Повесть об Атлантиде | страница 121



— Радужный, выйди из класса! — сказал я.

На другой день Костя привел в школу мать. Она теребила руками углы платка и усталым голосом говорила привычные извинения. Я всего второй год работаю в школе, и мне было неловко, что передо мной извиняется и просит за сына такая пожилая женщина. Я был рад, когда она ушла.

Два дня Радужный боялся даже шевельнуться, и я уже забыл об этой истории с буквами. В конце недели я вызвал к доске Аню.

— Напиши алгебраическую сумму.

Аня взяла мел и аккуратно вывела на доске: a + b — …

Рука ее задержалась всего на секунду, но это решило дело.

— Эл! — донеслось из глубины класса.

— Кто это сказал?

— Я, — встал Радужный. — Извините, Юрий Васильевич, вы же сами говорите, что у меня язык бежит впереди мыслей. Я только подумал, а оно само вырвалось.

Я видел, что Радужный говорит правду: «оно» действительно само вырвалось.

— Тебе нужно извиняться не передо мной.

— Конечно, — сказал Костя. — Я понимаю, Юрий Васильевич. — Он взглянул на Аню и вежливо — слишком вежливо! — произнес:

— Извини, Аня, — затем обернулся к Володе. — И ты, Ефремов, извини, пожалуйста.

Костя вздохнул и поморщился. Он страдал. Он просто изнемогал от раскаяния. В голосе его было столько нежности, что шестой «а» прямо-таки взвыл от восторга.

Аня положила мел и, ссутулившись, пошла к своей парте. Она подняла крышку и села на самый край скамьи, словно боялась испачкаться о Володю. Володя покраснел и сжал кулаки.
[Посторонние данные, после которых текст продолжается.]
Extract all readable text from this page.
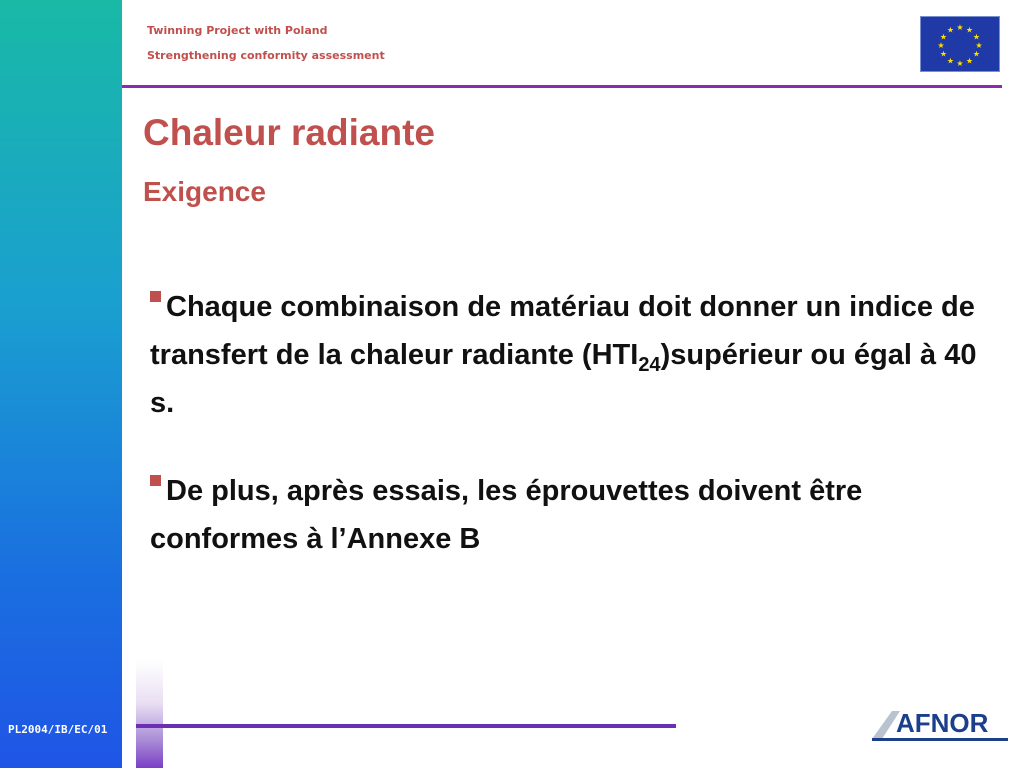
PL2004/IB/EC/01
Twinning Project with Poland
Strengthening conformity assessment
★ ★
★
★
★
★
★
★
★
★
★
★
Chaleur radiante
Exigence

Chaque combinaison de matériau doit donner un indice de transfert de la chaleur radiante $(HTI_{24})supérieur$ ou égal à 40 s.

De plus, après essais, les éprouvettes doivent être conformes à l’Annexe B

AFNOR
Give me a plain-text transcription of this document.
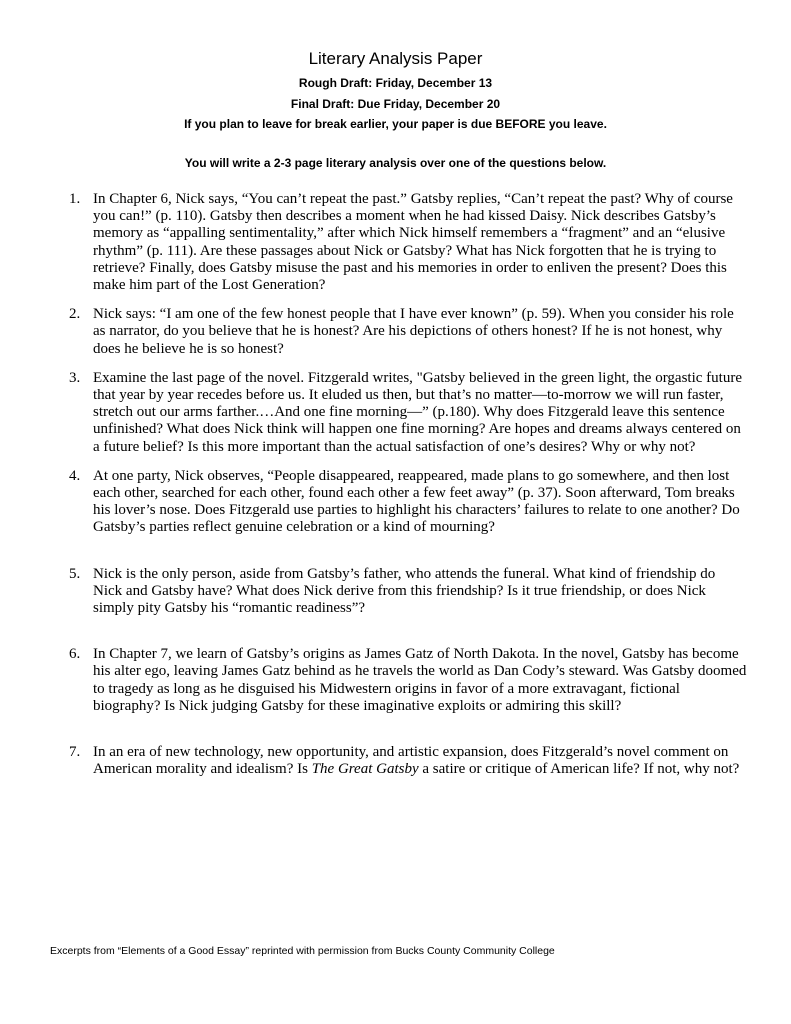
Literary Analysis Paper
Rough Draft: Friday, December 13
Final Draft: Due Friday, December 20
If you plan to leave for break earlier, your paper is due BEFORE you leave.
You will write a 2-3 page literary analysis over one of the questions below.
1. In Chapter 6, Nick says, “You can’t repeat the past.” Gatsby replies, “Can’t repeat the past? Why of course you can!” (p. 110). Gatsby then describes a moment when he had kissed Daisy. Nick describes Gatsby’s memory as “appalling sentimentality,” after which Nick himself remembers a “fragment” and an “elusive rhythm” (p. 111). Are these passages about Nick or Gatsby? What has Nick forgotten that he is trying to retrieve? Finally, does Gatsby misuse the past and his memories in order to enliven the present? Does this make him part of the Lost Generation?
2. Nick says: “I am one of the few honest people that I have ever known” (p. 59). When you consider his role as narrator, do you believe that he is honest? Are his depictions of others honest? If he is not honest, why does he believe he is so honest?
3. Examine the last page of the novel. Fitzgerald writes, "Gatsby believed in the green light, the orgastic future that year by year recedes before us. It eluded us then, but that’s no matter—to-morrow we will run faster, stretch out our arms farther.…And one fine morning—” (p.180). Why does Fitzgerald leave this sentence unfinished? What does Nick think will happen one fine morning? Are hopes and dreams always centered on a future belief? Is this more important than the actual satisfaction of one’s desires? Why or why not?
4. At one party, Nick observes, “People disappeared, reappeared, made plans to go somewhere, and then lost each other, searched for each other, found each other a few feet away” (p. 37). Soon afterward, Tom breaks his lover’s nose. Does Fitzgerald use parties to highlight his characters’ failures to relate to one another? Do Gatsby’s parties reflect genuine celebration or a kind of mourning?
5. Nick is the only person, aside from Gatsby’s father, who attends the funeral. What kind of friendship do Nick and Gatsby have? What does Nick derive from this friendship? Is it true friendship, or does Nick simply pity Gatsby his “romantic readiness”?
6. In Chapter 7, we learn of Gatsby’s origins as James Gatz of North Dakota. In the novel, Gatsby has become his alter ego, leaving James Gatz behind as he travels the world as Dan Cody’s steward. Was Gatsby doomed to tragedy as long as he disguised his Midwestern origins in favor of a more extravagant, fictional biography? Is Nick judging Gatsby for these imaginative exploits or admiring this skill?
7. In an era of new technology, new opportunity, and artistic expansion, does Fitzgerald’s novel comment on American morality and idealism? Is The Great Gatsby a satire or critique of American life? If not, why not?
Excerpts from “Elements of a Good Essay” reprinted with permission from Bucks County Community College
Мне показалось, что он сейчас бросится на Радужного.

Но шестой «а», самый дружный, самый горластый класс нашей школы, не научился еще быть добрым. Он не замечал ничего. Ему было весело, и он смеялся, а все остальное не имело никакого значения.

Эту историю с формулой надо было прекратить, пока не поздно.
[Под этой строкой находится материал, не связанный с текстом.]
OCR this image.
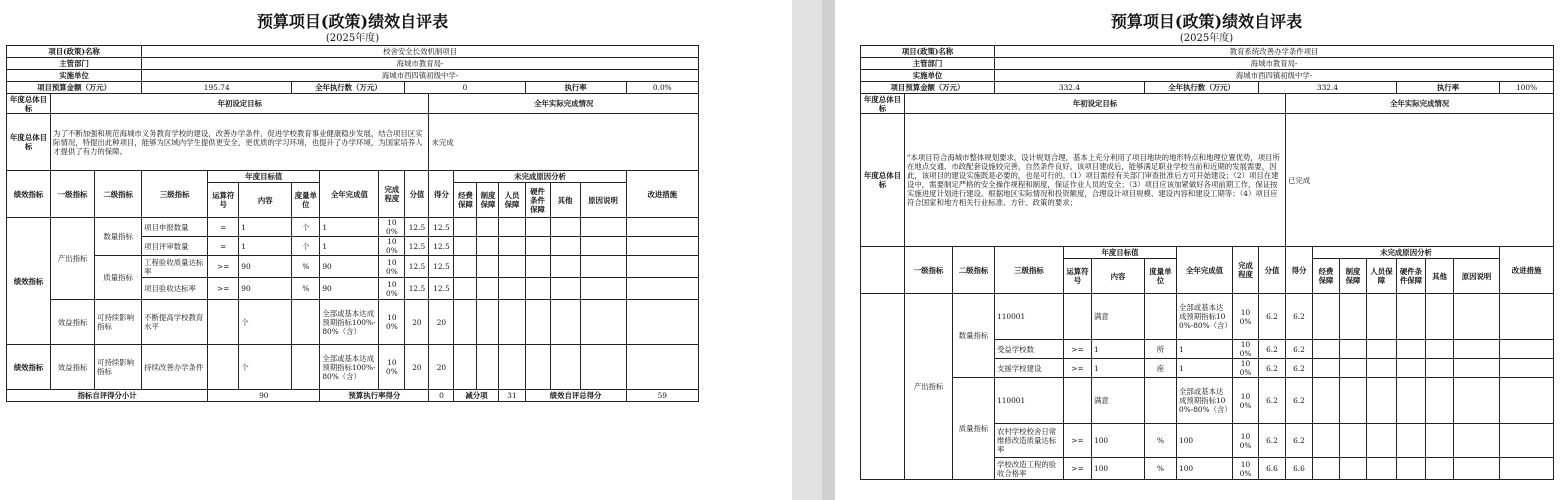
预算项目(政策)绩效自评表
(2025年度)
项目(政策)名称			校舍安全长效机制项目														
主管部门			海城市教育局-														
实施单位			海城市西四镇初级中学-														
项目预算金额（万元）			195.74			全年执行数（万元）			0					执行率			0.0%
年度总体目标	年初设定目标									全年实际完成情况							
年度总体目标	为了不断加强和规范海城市义务教育学校的建设，改善办学条件，促进学校教育事业健康稳步发展，结合项目区实际情况，特提出此种项目，能够为区域内学生提供更安全，更优质的学习环境，也提升了办学环境，为国家培养人才提供了有力的保障。									未完成							
绩效指标	一级指标	二级指标	三级指标	年度目标值			全年完成值	完成程度	分值	得分	未完成原因分析						改进措施
				运算符号	内容	度量单位					经费保障	制度保障	人员保障	硬件条件保障	其他	原因说明	

绩效指标	产出指标	数量指标	项目申报数量	=	1	个	1	100%	12.5	12.5							
			项目评审数量	=	1	个	1	100%	12.5	12.5							
		质量指标	工程验收质量达标率	>=	90	%	90	100%	12.5	12.5							
			项目验收达标率	>=	90	%	90	100%	12.5	12.5							
	效益指标	可持续影响指标	不断提高学校教育水平		个		全部或基本达成预期指标100%-80%（含）	100%	20	20							
绩效指标	效益指标	可持续影响指标	持续改善办学条件		个		全部或基本达成预期指标100%-80%（含）	100%	20	20							
指标自评得分小计				90			预算执行率得分			0	减分项		31	绩效自评总得分			59
预算项目(政策)绩效自评表
(2025年度)
项目(政策)名称			教育系统改善办学条件项目														
主管部门			海城市教育局-														
实施单位			海城市西四镇初级中学-														
项目预算金额（万元）			332.4			全年执行数（万元）			332.4					执行率			100%
年度总体目标	年初设定目标									全年实际完成情况							
年度总体目标	"本项目符合海城市整体规划要求，设计规划合理，基本上充分利用了项目地块的地形特点和地理位置优势，项目所在地点交通、市政配套设施较完善，自然条件良好。该项目建成后，能够满足职业学校当前和近期的发展需要，因此，该项目的建设实施既是必要的，也是可行的。（1）项目需经有关部门审查批准后方可开始建设；（2）项目在建设中，需要制定严格的安全操作规程和制度，保证作业人员的安全；（3）项目应该加紧做好各项前期工作，保证按实施进度计划进行建设。根据地区实际情况和投资额度，合理设计项目规模、建设内容和建设工期等；（4）项目应符合国家和地方相关行业标准、方针、政策的要求；									已完成							
	一级指标	二级指标	三级指标	年度目标值			全年完成值	完成程度	分值	得分	未完成原因分析						改进措施
				运算符号	内容	度量单位					经费保障	制度保障	人员保障	硬件条件保障	其他	原因说明	

	产出指标	数量指标	110001		满意		全部或基本达成预期指标100%-80%（含）	100%	6.2	6.2							
			受益学校数	>=	1	所	1	100%	6.2	6.2							
			支援学校建设	>=	1	座	1	100%	6.2	6.2							
		质量指标	110001		满意		全部或基本达成预期指标100%-80%（含）	100%	6.2	6.2							
			农村学校校舍日常维修改造质量达标率	>=	100	%	100	100%	6.2	6.2							
			学校改造工程的验收合格率	>=	100	%	100	100%	6.6	6.6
— Вот что, друзья, — сказал я, когда ребята немного успокоились. — Это очень скверно — то, что сейчас делается.

И я произнес речь. Прекрасную речь! Я говорил о том, что на грубость можно ответить грубостью, на удар — ударом. Но что можно сделать, когда над тобой смеются? Не оскорбляют, не бьют, а только смеются… Можно прикрыться от кулака и от пули… Но от смеха защиты нет!

Я говорил долго и горячо. Мне самому понравилась моя речь. Я гордился тем, что нашел понятные ребятам слова. Они слушали внимательно, и, когда, закончив, я спросил: «Ясно?» — они хором отозвались: «Ясно!»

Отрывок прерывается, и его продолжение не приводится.